A team of New Zealand researchers from the University of Auckland have been investigating an experimental model of the Barker hypothesis in rats. They subjected pregnant females to a low-calorie diet, and found they gave birth to unusually small pups which put on more weight as they grew up than control animals. And when the deprived pups were given a high-fat diet, they grew much fatter than control rats. “They were eating every time they saw food,” says lead researcher Peter Gluckman. “They were big blobs of lard.”
“Not only did women pregnant in the famine have smaller children, their daughters did too”
Just as a sedentary lifestyle is considered a factor in human obesity, the rats seemed lazier too.

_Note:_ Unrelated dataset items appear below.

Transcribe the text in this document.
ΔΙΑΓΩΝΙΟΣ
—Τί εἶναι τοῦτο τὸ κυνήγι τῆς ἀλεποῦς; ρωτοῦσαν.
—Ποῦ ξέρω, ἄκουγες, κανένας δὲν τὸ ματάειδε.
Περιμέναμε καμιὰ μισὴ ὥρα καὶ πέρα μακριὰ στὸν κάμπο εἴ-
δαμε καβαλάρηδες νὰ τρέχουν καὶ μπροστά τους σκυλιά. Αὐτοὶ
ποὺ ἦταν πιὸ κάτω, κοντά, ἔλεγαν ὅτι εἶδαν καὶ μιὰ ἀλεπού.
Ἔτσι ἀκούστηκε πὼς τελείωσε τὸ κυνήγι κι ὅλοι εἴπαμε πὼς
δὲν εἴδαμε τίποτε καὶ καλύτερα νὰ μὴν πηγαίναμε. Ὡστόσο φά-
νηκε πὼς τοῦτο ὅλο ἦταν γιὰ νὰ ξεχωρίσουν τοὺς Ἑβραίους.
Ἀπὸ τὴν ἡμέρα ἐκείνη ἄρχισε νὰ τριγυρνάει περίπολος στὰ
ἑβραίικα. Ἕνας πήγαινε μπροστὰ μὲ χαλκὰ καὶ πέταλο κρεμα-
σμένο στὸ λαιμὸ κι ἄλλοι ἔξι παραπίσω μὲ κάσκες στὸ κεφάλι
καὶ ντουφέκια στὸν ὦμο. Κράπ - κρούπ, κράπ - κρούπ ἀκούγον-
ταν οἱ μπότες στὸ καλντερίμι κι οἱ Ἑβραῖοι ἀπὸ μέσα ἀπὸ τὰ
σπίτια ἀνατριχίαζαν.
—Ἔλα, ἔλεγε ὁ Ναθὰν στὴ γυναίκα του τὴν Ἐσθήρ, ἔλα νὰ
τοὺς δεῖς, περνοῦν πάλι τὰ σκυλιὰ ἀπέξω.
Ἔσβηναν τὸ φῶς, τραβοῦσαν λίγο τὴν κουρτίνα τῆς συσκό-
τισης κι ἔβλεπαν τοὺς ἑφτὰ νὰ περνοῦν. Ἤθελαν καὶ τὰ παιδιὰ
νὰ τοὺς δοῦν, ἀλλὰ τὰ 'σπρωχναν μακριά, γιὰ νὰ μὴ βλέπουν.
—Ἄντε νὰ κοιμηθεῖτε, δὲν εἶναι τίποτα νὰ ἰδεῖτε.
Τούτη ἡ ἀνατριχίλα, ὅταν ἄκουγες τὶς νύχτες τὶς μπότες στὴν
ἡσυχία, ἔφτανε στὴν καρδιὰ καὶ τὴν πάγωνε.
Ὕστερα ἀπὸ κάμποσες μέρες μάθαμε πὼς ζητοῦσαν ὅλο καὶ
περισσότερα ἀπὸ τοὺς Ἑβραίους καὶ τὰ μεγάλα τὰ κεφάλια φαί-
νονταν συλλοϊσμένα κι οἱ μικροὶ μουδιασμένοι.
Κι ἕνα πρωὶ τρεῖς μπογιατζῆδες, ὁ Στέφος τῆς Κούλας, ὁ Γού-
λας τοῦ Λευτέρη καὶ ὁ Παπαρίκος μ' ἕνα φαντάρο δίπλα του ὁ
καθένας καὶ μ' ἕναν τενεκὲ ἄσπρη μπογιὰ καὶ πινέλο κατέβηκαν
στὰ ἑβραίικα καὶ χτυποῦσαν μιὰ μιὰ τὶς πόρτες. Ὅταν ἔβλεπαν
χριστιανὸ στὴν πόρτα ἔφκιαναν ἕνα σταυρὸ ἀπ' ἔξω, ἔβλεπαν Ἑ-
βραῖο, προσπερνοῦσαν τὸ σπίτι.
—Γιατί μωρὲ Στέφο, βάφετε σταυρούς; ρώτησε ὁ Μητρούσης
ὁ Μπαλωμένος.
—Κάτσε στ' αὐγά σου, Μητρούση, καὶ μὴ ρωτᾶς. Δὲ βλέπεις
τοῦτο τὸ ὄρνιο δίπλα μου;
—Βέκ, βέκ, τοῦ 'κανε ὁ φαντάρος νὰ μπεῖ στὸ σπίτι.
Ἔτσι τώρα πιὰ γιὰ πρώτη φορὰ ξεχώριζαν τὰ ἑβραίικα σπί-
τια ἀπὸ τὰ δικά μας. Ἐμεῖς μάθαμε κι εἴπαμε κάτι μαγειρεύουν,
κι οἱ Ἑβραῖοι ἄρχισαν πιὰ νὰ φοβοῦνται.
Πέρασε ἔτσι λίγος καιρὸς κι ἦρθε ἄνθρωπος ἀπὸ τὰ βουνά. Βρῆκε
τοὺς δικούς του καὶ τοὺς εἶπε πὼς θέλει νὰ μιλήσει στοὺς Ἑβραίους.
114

The researchers found that the prenatally starved rats were only about 70 per cent as active as the normal animals.
So how could events that go on in the womb have such long-lasting effects, even through to the next generation of offspring? Recent work has hinted that at least one mechanism operating could be a form of gene silencing known as methylation. This is a system for turning off genes by chemically modifying them, adding methyl groups to the DNA and surrounding histone proteins. Researchers such as Randy Jirtle, at Duke University in Durham, North Carolina, have now shown that in a certain strain of mice, a gene called agouti that affects coat colour can be turned off through methylation. And the extent of methylation is dependent on the mother’s vitamin intake during pregnancy. The agouti gene is only found in mice, but Jirtle is confident that others like it will be found in humans. “We just don’t know what they are,” he says.